Dans une brève réaction transmise par e-mail, Theo Francken, qui est actuellement député, souligne que ni lui ni son cabinet n'a été condamné ou jugé dans cette affaire, précisant "avoir collaboré de manière constructive à l'enquête judiciaire, depuis le premier jour".

Parallèlement, l'ancien secrétaire d'Etat continue de soutenir que sa politique était la bonne. Celle-ci a permis, selon lui, "de sauver de nombreux chrétiens de Syrie" des horreurs de l'organisation Etat islamique.

Melikan Kucam était "une des nombreuses personnes de contact pour le pont aérien humanitaire, désigné par la communauté assyrienne de Malines".

Egbert Lachaert, qui est devenu depuis le président de l'Open Vld, a estimé mardi dans un tweet que cette fraude était "hallucinante", l'assimilant à du trafic d'êtres humains.

Le député Groen Wouter De Vriendt ne mâche quant à lui pas ses mots, y compris quant à la responsabilité politique "flagrante" de celui qui était alors secrétaire d'Etat. "Que Kucam ait pu faire ses affaires, c'est la pleine responsabilité de Francken.
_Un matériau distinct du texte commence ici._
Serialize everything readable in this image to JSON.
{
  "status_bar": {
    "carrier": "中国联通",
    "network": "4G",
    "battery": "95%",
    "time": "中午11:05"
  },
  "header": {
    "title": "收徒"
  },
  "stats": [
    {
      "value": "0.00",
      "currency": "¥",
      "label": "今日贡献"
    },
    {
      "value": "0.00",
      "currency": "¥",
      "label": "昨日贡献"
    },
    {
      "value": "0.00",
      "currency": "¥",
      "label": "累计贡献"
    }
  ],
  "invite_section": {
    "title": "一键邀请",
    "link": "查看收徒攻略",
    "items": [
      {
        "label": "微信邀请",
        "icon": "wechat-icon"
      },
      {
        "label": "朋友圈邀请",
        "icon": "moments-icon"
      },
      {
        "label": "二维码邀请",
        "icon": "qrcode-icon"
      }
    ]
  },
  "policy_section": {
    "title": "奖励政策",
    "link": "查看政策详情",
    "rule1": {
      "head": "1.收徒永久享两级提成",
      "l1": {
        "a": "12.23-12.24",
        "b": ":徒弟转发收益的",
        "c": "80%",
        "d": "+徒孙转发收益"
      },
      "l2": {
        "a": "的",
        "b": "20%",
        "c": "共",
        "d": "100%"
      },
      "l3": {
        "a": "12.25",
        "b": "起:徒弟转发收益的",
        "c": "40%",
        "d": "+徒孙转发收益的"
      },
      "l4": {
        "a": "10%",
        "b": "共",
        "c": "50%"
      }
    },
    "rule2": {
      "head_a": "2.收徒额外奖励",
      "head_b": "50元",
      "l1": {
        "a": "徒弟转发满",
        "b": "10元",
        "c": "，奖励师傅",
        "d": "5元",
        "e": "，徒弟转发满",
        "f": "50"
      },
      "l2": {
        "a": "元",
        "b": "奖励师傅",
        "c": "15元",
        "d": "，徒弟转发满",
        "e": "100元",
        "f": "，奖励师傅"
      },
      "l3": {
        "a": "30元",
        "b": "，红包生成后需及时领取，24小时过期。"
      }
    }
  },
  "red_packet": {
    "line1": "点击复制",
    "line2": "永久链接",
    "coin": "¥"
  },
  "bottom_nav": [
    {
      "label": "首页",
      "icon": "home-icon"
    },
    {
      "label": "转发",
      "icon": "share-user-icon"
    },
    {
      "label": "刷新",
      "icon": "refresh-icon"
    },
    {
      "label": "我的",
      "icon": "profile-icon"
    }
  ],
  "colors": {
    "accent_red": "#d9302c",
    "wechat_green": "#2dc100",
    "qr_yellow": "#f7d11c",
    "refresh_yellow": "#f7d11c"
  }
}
Mauvaise gestion, politique bâclée", commente-t-il, sur Twitter également. "Kucam a reçu carte blanche au cabinet, en tant que N-VA. Confiance aveugle, pas de contrôle", estime-t-il.

Le regret que Melikan Kucam ait reçu "carte blanche" du cabinet Francken est également exprimé par le député Ben Segers (sp.a). "Puis tomber des nues quand cela finit mal. C'est (...) beaucoup trop facile".